A circa 7500 anni luce da noi, nella costellazione australe della Carena (in latino: Carina), si trova la Nebulosa della Carena. Si estende per circa 260 anni luce ed è una delle regioni di formazione stellare più attive della nostra galassia. In questa regione dello spazio si stanno formando numerose nuove stelle, dalle nane rosse di piccola massa fino ai luminosi rappresentanti delle classi spettrali O e B, che brillano molto più intensamente del nostro Sole. La più luminosa nella porzione di cielo mostrata ha una massa 19 volte superiore a quella del nostro Sole. La nebulosa ricorda quindi un po' uno scrigno del tesoro pieno di gioielli scintillanti, motivo per cui in inglese è nota anche come «Treasure Chest». Le nubi bruno-rossastre sono costituite da polvere, la cui radiazione nell'infrarosso può essere catturata dal telescopio spaziale James Webb (JWST).
All'interno della struttura mostrata si trova un ammasso stellare aperto, la cui età è stimata in soli 1,3 milioni di anni. Per fare un confronto: il nostro Sole, insieme ai suoi pianeti, ha ben 4,57 miliardi di anni. A causa della sua giovinezza, l'ammasso stellare in formazione è ancora profondamente immerso in un bozzolo di gas e polvere da cui si sono formate le sue stelle. Ora, quelle particolarmente massicce stanno iniziando, con la loro forte radiazione energetica e gli intensi venti stellari, a liberare l'ambiente circostante e quindi a far emergere l'ammasso. Si stanno, per così dire, liberando. Molte delle stelle meno massicce nella nebulosa sono circondate da dischi di gas e polvere in cui probabilmente si stanno formando dei pianeti.
La forma particolare della «Treasure Chest» è dovuta alla sua vicinanza. A soli 39 anni luce circa di distanza e al di fuori dell'inquadratura si trova una delle stelle più luminose della nostra galassia: Eta Carinae. Questa stella turbolenta e massiccia brilla circa cinque milioni di volte più intensamente del nostro Sole e influenza la forma della nebulosa.

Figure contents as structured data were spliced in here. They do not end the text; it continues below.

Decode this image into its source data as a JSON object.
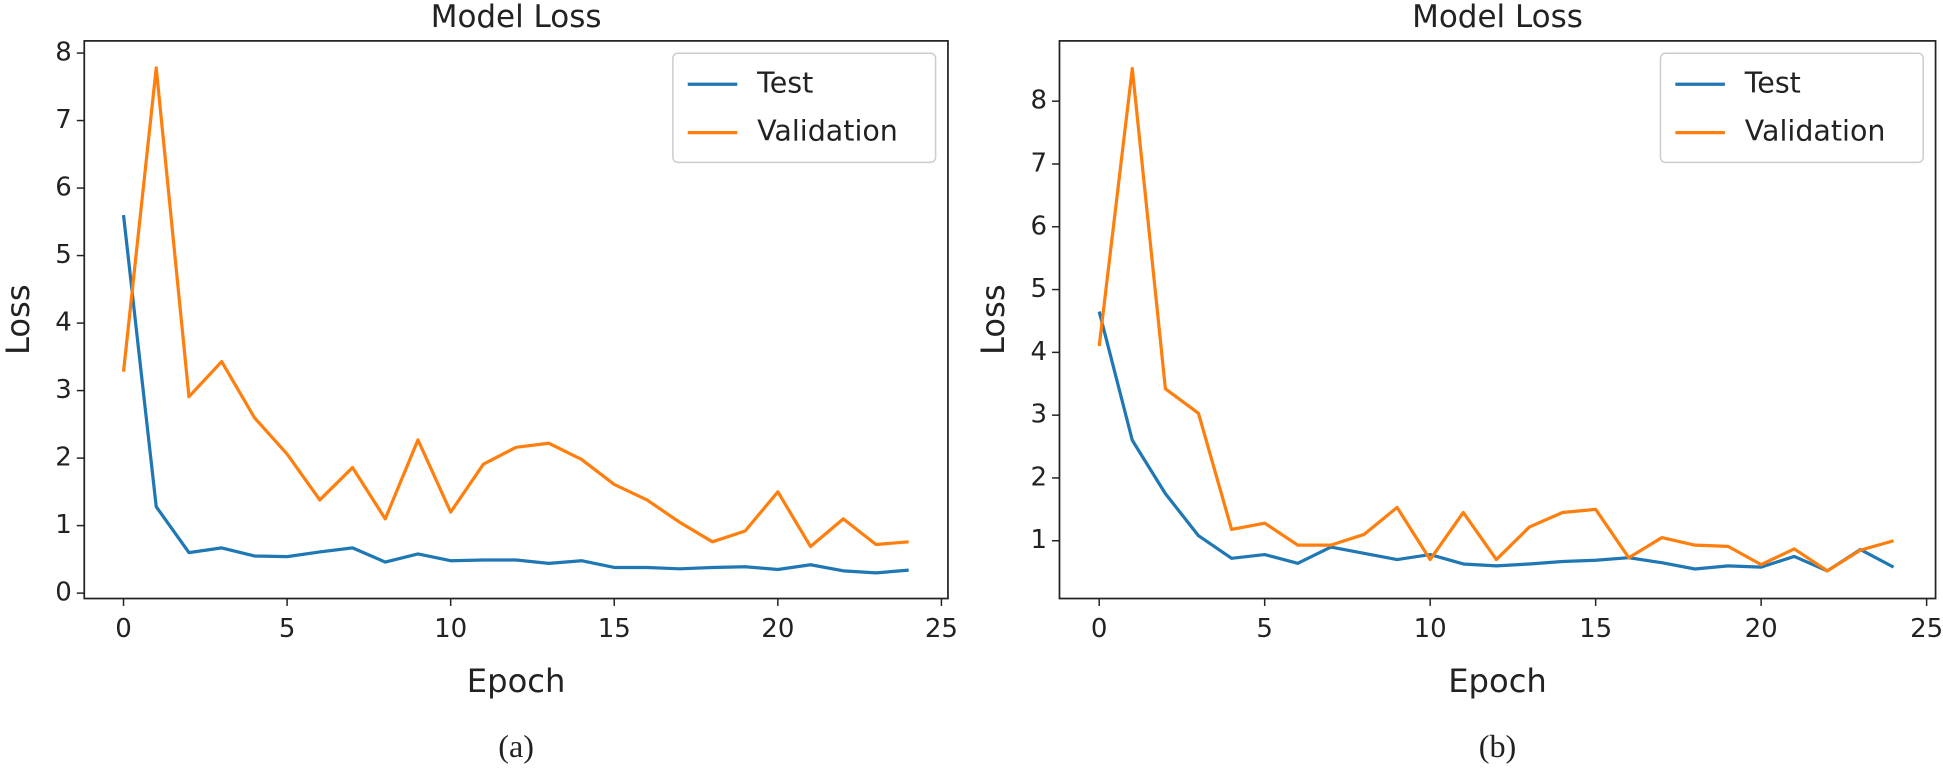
{
  "chart_data": [
    {
      "type": "line",
      "title": "Model Loss",
      "xlabel": "Epoch",
      "ylabel": "Loss",
      "caption": "(a)",
      "x": [
        0,
        1,
        2,
        3,
        4,
        5,
        6,
        7,
        8,
        9,
        10,
        11,
        12,
        13,
        14,
        15,
        16,
        17,
        18,
        19,
        20,
        21,
        22,
        23,
        24
      ],
      "series": [
        {
          "name": "Test",
          "color": "#1f77b4",
          "values": [
            5.6,
            1.28,
            0.6,
            0.67,
            0.55,
            0.54,
            0.61,
            0.67,
            0.46,
            0.58,
            0.48,
            0.49,
            0.49,
            0.44,
            0.48,
            0.38,
            0.38,
            0.36,
            0.38,
            0.39,
            0.35,
            0.42,
            0.33,
            0.3,
            0.34
          ]
        },
        {
          "name": "Validation",
          "color": "#ff7f0e",
          "values": [
            3.28,
            7.78,
            2.91,
            3.43,
            2.6,
            2.06,
            1.38,
            1.86,
            1.1,
            2.27,
            1.2,
            1.91,
            2.16,
            2.22,
            1.98,
            1.61,
            1.38,
            1.05,
            0.76,
            0.92,
            1.5,
            0.69,
            1.1,
            0.72,
            0.76
          ]
        }
      ],
      "xlim": [
        -1.2,
        25.2
      ],
      "xticks": [
        0,
        5,
        10,
        15,
        20,
        25
      ],
      "ylim": [
        -0.08,
        8.18
      ],
      "yticks": [
        0,
        1,
        2,
        3,
        4,
        5,
        6,
        7,
        8
      ],
      "legend": "upper right"
    },
    {
      "type": "line",
      "title": "Model Loss",
      "xlabel": "Epoch",
      "ylabel": "Loss",
      "caption": "(b)",
      "x": [
        0,
        1,
        2,
        3,
        4,
        5,
        6,
        7,
        8,
        9,
        10,
        11,
        12,
        13,
        14,
        15,
        16,
        17,
        18,
        19,
        20,
        21,
        22,
        23,
        24
      ],
      "series": [
        {
          "name": "Test",
          "color": "#1f77b4",
          "values": [
            4.65,
            2.6,
            1.75,
            1.08,
            0.72,
            0.78,
            0.64,
            0.9,
            0.8,
            0.7,
            0.78,
            0.63,
            0.6,
            0.63,
            0.67,
            0.69,
            0.73,
            0.65,
            0.55,
            0.6,
            0.58,
            0.75,
            0.52,
            0.86,
            0.58
          ]
        },
        {
          "name": "Validation",
          "color": "#ff7f0e",
          "values": [
            4.1,
            8.52,
            3.42,
            3.03,
            1.18,
            1.28,
            0.93,
            0.93,
            1.1,
            1.53,
            0.7,
            1.45,
            0.7,
            1.22,
            1.45,
            1.5,
            0.73,
            1.05,
            0.93,
            0.91,
            0.62,
            0.87,
            0.52,
            0.85,
            1.0
          ]
        }
      ],
      "xlim": [
        -1.2,
        25.27
      ],
      "xticks": [
        0,
        5,
        10,
        15,
        20,
        25
      ],
      "ylim": [
        0.08,
        8.96
      ],
      "yticks": [
        1,
        2,
        3,
        4,
        5,
        6,
        7,
        8
      ],
      "legend": "upper right"
    }
  ]
}
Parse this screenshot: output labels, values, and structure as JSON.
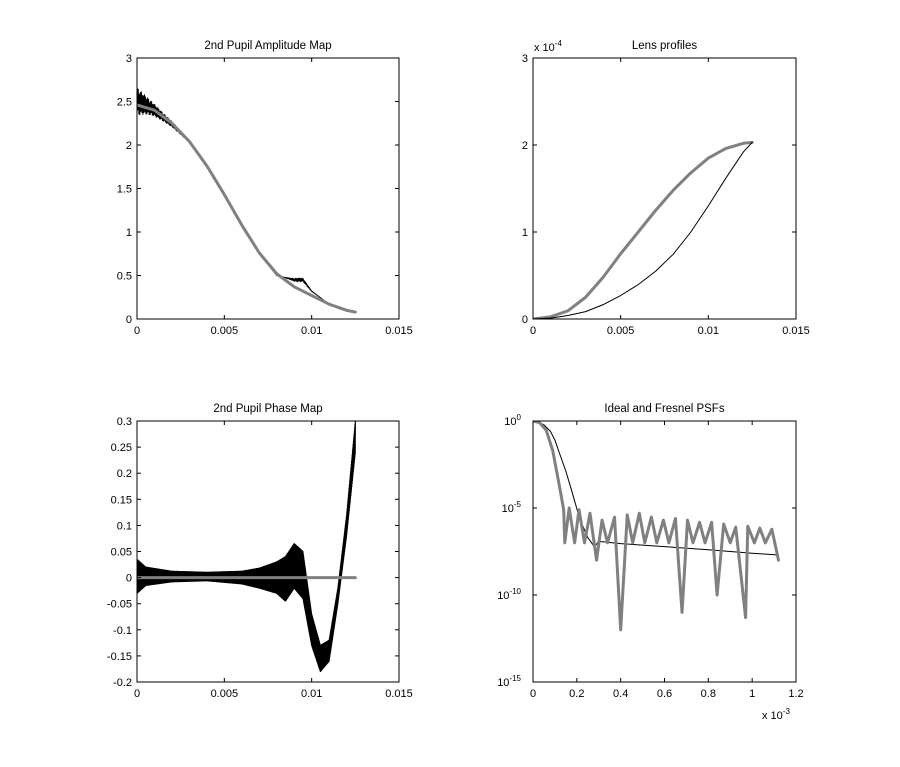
{
  "figure": {
    "background": "#ffffff",
    "colors": {
      "axes": "#000000",
      "black_series": "#000000",
      "gray_series": "#808080"
    }
  },
  "chart_data": [
    {
      "id": "amp",
      "type": "line",
      "title": "2nd Pupil Amplitude Map",
      "xlabel": "",
      "ylabel": "",
      "xlim": [
        0,
        0.015
      ],
      "ylim": [
        0,
        3
      ],
      "yscale": "linear",
      "x_ticks": [
        0,
        0.005,
        0.01,
        0.015
      ],
      "x_tick_labels": [
        "0",
        "0.005",
        "0.01",
        "0.015"
      ],
      "y_ticks": [
        0,
        0.5,
        1,
        1.5,
        2,
        2.5,
        3
      ],
      "y_tick_labels": [
        "0",
        "0.5",
        "1",
        "1.5",
        "2",
        "2.5",
        "3"
      ],
      "x_multiplier": "",
      "y_multiplier": "",
      "series": [
        {
          "color": "#000000",
          "style": "thin, strongly oscillating near r=0",
          "x": [
            0,
            0.0005,
            0.001,
            0.0015,
            0.002,
            0.003,
            0.004,
            0.005,
            0.006,
            0.007,
            0.008,
            0.009,
            0.0095,
            0.01,
            0.011,
            0.012,
            0.0125
          ],
          "y": [
            2.5,
            2.46,
            2.4,
            2.32,
            2.24,
            2.04,
            1.76,
            1.42,
            1.07,
            0.75,
            0.5,
            0.45,
            0.45,
            0.32,
            0.17,
            0.09,
            0.07
          ]
        },
        {
          "color": "#808080",
          "style": "thick smooth",
          "x": [
            0,
            0.001,
            0.002,
            0.003,
            0.004,
            0.005,
            0.006,
            0.007,
            0.008,
            0.009,
            0.01,
            0.011,
            0.012,
            0.0125
          ],
          "y": [
            2.46,
            2.4,
            2.25,
            2.04,
            1.76,
            1.43,
            1.08,
            0.76,
            0.52,
            0.37,
            0.27,
            0.17,
            0.1,
            0.08
          ]
        }
      ]
    },
    {
      "id": "lens",
      "type": "line",
      "title": "Lens profiles",
      "xlabel": "",
      "ylabel": "",
      "xlim": [
        0,
        0.015
      ],
      "ylim": [
        0,
        0.0003
      ],
      "yscale": "linear",
      "x_ticks": [
        0,
        0.005,
        0.01,
        0.015
      ],
      "x_tick_labels": [
        "0",
        "0.005",
        "0.01",
        "0.015"
      ],
      "y_ticks": [
        0,
        0.0001,
        0.0002,
        0.0003
      ],
      "y_tick_labels": [
        "0",
        "1",
        "2",
        "3"
      ],
      "x_multiplier": "",
      "y_multiplier": {
        "base": "x 10",
        "exponent": "-4"
      },
      "series": [
        {
          "color": "#808080",
          "style": "thick",
          "x": [
            0,
            0.001,
            0.002,
            0.003,
            0.004,
            0.005,
            0.006,
            0.007,
            0.008,
            0.009,
            0.01,
            0.011,
            0.012,
            0.0125
          ],
          "y": [
            0,
            2.5e-06,
            9.5e-06,
            2.5e-05,
            4.8e-05,
            7.5e-05,
            0.0001,
            0.000125,
            0.000148,
            0.000168,
            0.000185,
            0.000196,
            0.000202,
            0.000203
          ]
        },
        {
          "color": "#000000",
          "style": "thin",
          "x": [
            0,
            0.001,
            0.002,
            0.003,
            0.004,
            0.005,
            0.006,
            0.007,
            0.008,
            0.009,
            0.01,
            0.011,
            0.012,
            0.0125
          ],
          "y": [
            0,
            1e-06,
            4e-06,
            8.5e-06,
            1.65e-05,
            2.7e-05,
            3.95e-05,
            5.5e-05,
            7.45e-05,
            0.0001,
            0.00013,
            0.000162,
            0.000192,
            0.000203
          ]
        }
      ]
    },
    {
      "id": "phase",
      "type": "line",
      "title": "2nd Pupil Phase Map",
      "xlabel": "",
      "ylabel": "",
      "xlim": [
        0,
        0.015
      ],
      "ylim": [
        -0.2,
        0.3
      ],
      "yscale": "linear",
      "x_ticks": [
        0,
        0.005,
        0.01,
        0.015
      ],
      "x_tick_labels": [
        "0",
        "0.005",
        "0.01",
        "0.015"
      ],
      "y_ticks": [
        -0.2,
        -0.15,
        -0.1,
        -0.05,
        0,
        0.05,
        0.1,
        0.15,
        0.2,
        0.25,
        0.3
      ],
      "y_tick_labels": [
        "-0.2",
        "-0.15",
        "-0.1",
        "-0.05",
        "0",
        "0.05",
        "0.1",
        "0.15",
        "0.2",
        "0.25",
        "0.3"
      ],
      "x_multiplier": "",
      "y_multiplier": "",
      "series": [
        {
          "color": "#000000",
          "style": "oscillating band (envelope shown)",
          "x": [
            0,
            0.0005,
            0.002,
            0.004,
            0.006,
            0.007,
            0.008,
            0.0085,
            0.009,
            0.0095,
            0.01,
            0.0105,
            0.011,
            0.0115,
            0.012,
            0.0125
          ],
          "upper": [
            0.035,
            0.02,
            0.012,
            0.01,
            0.012,
            0.018,
            0.03,
            0.04,
            0.065,
            0.05,
            -0.07,
            -0.13,
            -0.12,
            -0.02,
            0.12,
            0.3
          ],
          "lower": [
            -0.03,
            -0.015,
            -0.008,
            -0.006,
            -0.012,
            -0.02,
            -0.03,
            -0.045,
            -0.02,
            -0.04,
            -0.13,
            -0.18,
            -0.16,
            -0.05,
            0.08,
            0.24
          ]
        },
        {
          "color": "#808080",
          "style": "thick flat line",
          "x": [
            0,
            0.0125
          ],
          "y": [
            0,
            0
          ]
        }
      ]
    },
    {
      "id": "psf",
      "type": "line",
      "title": "Ideal and Fresnel PSFs",
      "xlabel": "",
      "ylabel": "",
      "xlim": [
        0,
        0.0012
      ],
      "ylim": [
        1e-15,
        1
      ],
      "yscale": "log",
      "x_ticks": [
        0,
        0.0002,
        0.0004,
        0.0006,
        0.0008,
        0.001,
        0.0012
      ],
      "x_tick_labels": [
        "0",
        "0.2",
        "0.4",
        "0.6",
        "0.8",
        "1",
        "1.2"
      ],
      "y_ticks": [
        1,
        1e-05,
        1e-10,
        1e-15
      ],
      "y_tick_labels": [
        {
          "base": "10",
          "exponent": "0"
        },
        {
          "base": "10",
          "exponent": "-5"
        },
        {
          "base": "10",
          "exponent": "-10"
        },
        {
          "base": "10",
          "exponent": "-15"
        }
      ],
      "x_multiplier": {
        "base": "x 10",
        "exponent": "-3"
      },
      "y_multiplier": "",
      "series": [
        {
          "color": "#000000",
          "style": "thin smooth",
          "x": [
            0,
            2e-05,
            5e-05,
            8e-05,
            0.0001,
            0.00012,
            0.00015,
            0.00018,
            0.0002,
            0.00022,
            0.00025,
            0.00028,
            0.0003,
            0.0004,
            0.0006,
            0.0008,
            0.001,
            0.00112
          ],
          "y": [
            1,
            0.9,
            0.6,
            0.25,
            0.08,
            0.015,
            0.0013,
            7e-05,
            9e-06,
            1.5e-06,
            2e-07,
            6e-08,
            1.2e-07,
            9e-08,
            6e-08,
            4e-08,
            2.5e-08,
            2e-08
          ]
        },
        {
          "color": "#808080",
          "style": "thick, main lobe then sidelobes with deep nulls",
          "x": [
            0,
            3e-05,
            6e-05,
            9e-05,
            0.00012,
            0.00014
          ],
          "y": [
            1,
            0.8,
            0.3,
            0.02,
            0.0002,
            8e-06
          ],
          "sidelobe_peaks": {
            "x": [
              0.000165,
              0.00021,
              0.00026,
              0.000315,
              0.000372,
              0.00043,
              0.000485,
              0.00054,
              0.000595,
              0.00065,
              0.000705,
              0.00076,
              0.000815,
              0.00087,
              0.000925,
              0.00098,
              0.001035,
              0.00109
            ],
            "y": [
              1e-05,
              8e-06,
              5e-06,
              2e-06,
              3e-06,
              4e-06,
              5e-06,
              3e-06,
              2e-06,
              2.5e-06,
              2e-06,
              1.5e-06,
              1.5e-06,
              1.2e-06,
              8e-07,
              9e-07,
              7e-07,
              6e-07
            ]
          },
          "nulls": {
            "x": [
              0.000145,
              0.00019,
              0.000235,
              0.00029,
              0.00034,
              0.0004,
              0.000455,
              0.00051,
              0.000565,
              0.00062,
              0.00068,
              0.00073,
              0.000785,
              0.00084,
              0.0009,
              0.00097,
              0.00101,
              0.00106,
              0.00112
            ],
            "y": [
              1e-07,
              1e-07,
              1e-07,
              1e-08,
              1e-07,
              1e-12,
              1e-07,
              1e-07,
              1e-07,
              1e-07,
              1e-11,
              1e-07,
              1e-07,
              1e-10,
              1e-07,
              5e-12,
              1e-07,
              1e-07,
              1e-08
            ]
          }
        }
      ]
    }
  ]
}
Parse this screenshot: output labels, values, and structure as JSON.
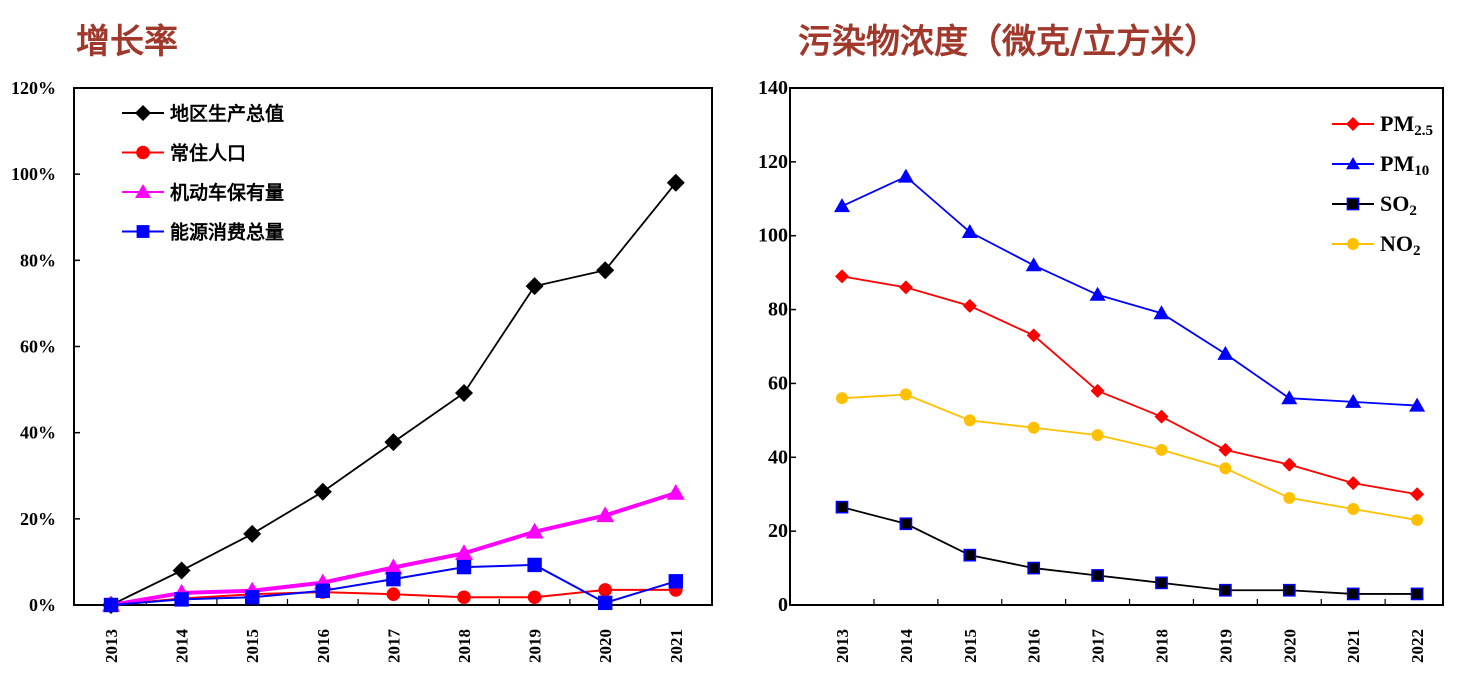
{
  "chart_data": [
    {
      "type": "line",
      "title": "增长率",
      "categories": [
        "2013",
        "2014",
        "2015",
        "2016",
        "2017",
        "2018",
        "2019",
        "2020",
        "2021"
      ],
      "ylim": [
        0,
        120
      ],
      "yticks": [
        "0%",
        "20%",
        "40%",
        "60%",
        "80%",
        "100%",
        "120%"
      ],
      "legend_placement": "top-left",
      "series": [
        {
          "name": "地区生产总值",
          "color": "#000000",
          "marker": "diamond",
          "values": [
            0,
            8,
            16.5,
            26.3,
            37.8,
            49.2,
            74,
            77.7,
            98
          ]
        },
        {
          "name": "常住人口",
          "color": "#ff0000",
          "marker": "circle",
          "values": [
            0,
            1.5,
            2.5,
            3,
            2.5,
            1.8,
            1.8,
            3.5,
            3.5
          ]
        },
        {
          "name": "机动车保有量",
          "color": "#ff00ff",
          "marker": "triangle",
          "values": [
            0,
            2.8,
            3.3,
            5.2,
            8.7,
            12,
            17,
            20.8,
            26
          ]
        },
        {
          "name": "能源消费总量",
          "color": "#0000ff",
          "marker": "square",
          "values": [
            0,
            1.3,
            1.8,
            3.3,
            6,
            8.8,
            9.3,
            0.5,
            5.5
          ]
        }
      ]
    },
    {
      "type": "line",
      "title": "污染物浓度（微克/立方米）",
      "categories": [
        "2013",
        "2014",
        "2015",
        "2016",
        "2017",
        "2018",
        "2019",
        "2020",
        "2021",
        "2022"
      ],
      "ylim": [
        0,
        140
      ],
      "yticks": [
        "0",
        "20",
        "40",
        "60",
        "80",
        "100",
        "120",
        "140"
      ],
      "legend_placement": "top-right",
      "series": [
        {
          "name": "PM",
          "sub": "2.5",
          "color": "#ff0000",
          "marker": "diamond",
          "values": [
            89,
            86,
            81,
            73,
            58,
            51,
            42,
            38,
            33,
            30
          ]
        },
        {
          "name": "PM",
          "sub": "10",
          "color": "#0000ff",
          "marker": "triangle",
          "values": [
            108,
            116,
            101,
            92,
            84,
            79,
            68,
            56,
            55,
            54
          ]
        },
        {
          "name": "SO",
          "sub": "2",
          "color": "#000000",
          "marker": "square",
          "values": [
            26.5,
            22,
            13.5,
            10,
            8,
            6,
            4,
            4,
            3,
            3
          ]
        },
        {
          "name": "NO",
          "sub": "2",
          "color": "#ffc000",
          "marker": "circle",
          "values": [
            56,
            57,
            50,
            48,
            46,
            42,
            37,
            29,
            26,
            23
          ]
        }
      ]
    }
  ]
}
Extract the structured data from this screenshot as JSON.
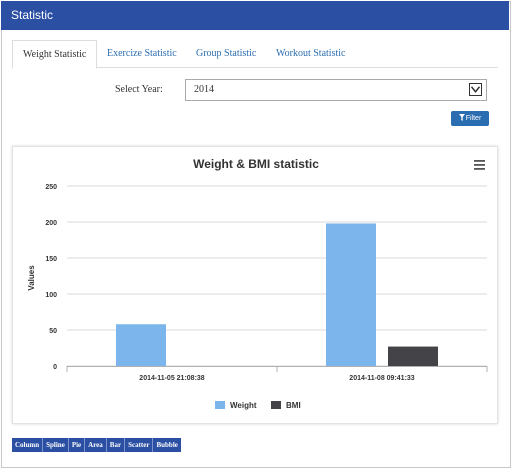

Per questo motivo, essa appare un po' come una cometa con una coda, sebbene su una scala di dimensioni completamente diversa.
L'immagine è stata ripresa in quattro diverse lunghezze d'onda dell'infrarosso, alle quali sono stati assegnati dei colori: il blu sta per 1,62 micrometri (milionesimi di metro), il ciano per 1,64 micrometri, l'arancione per 4,44 micrometri e il rosso per 4,70 micrometri. Di conseguenza, la regione mostrata appare molto diversa rispetto al visibile. Inoltre, con il JWST è possibile guardare parzialmente all'interno della nebulosa, cosa che non è possibile nel visibile.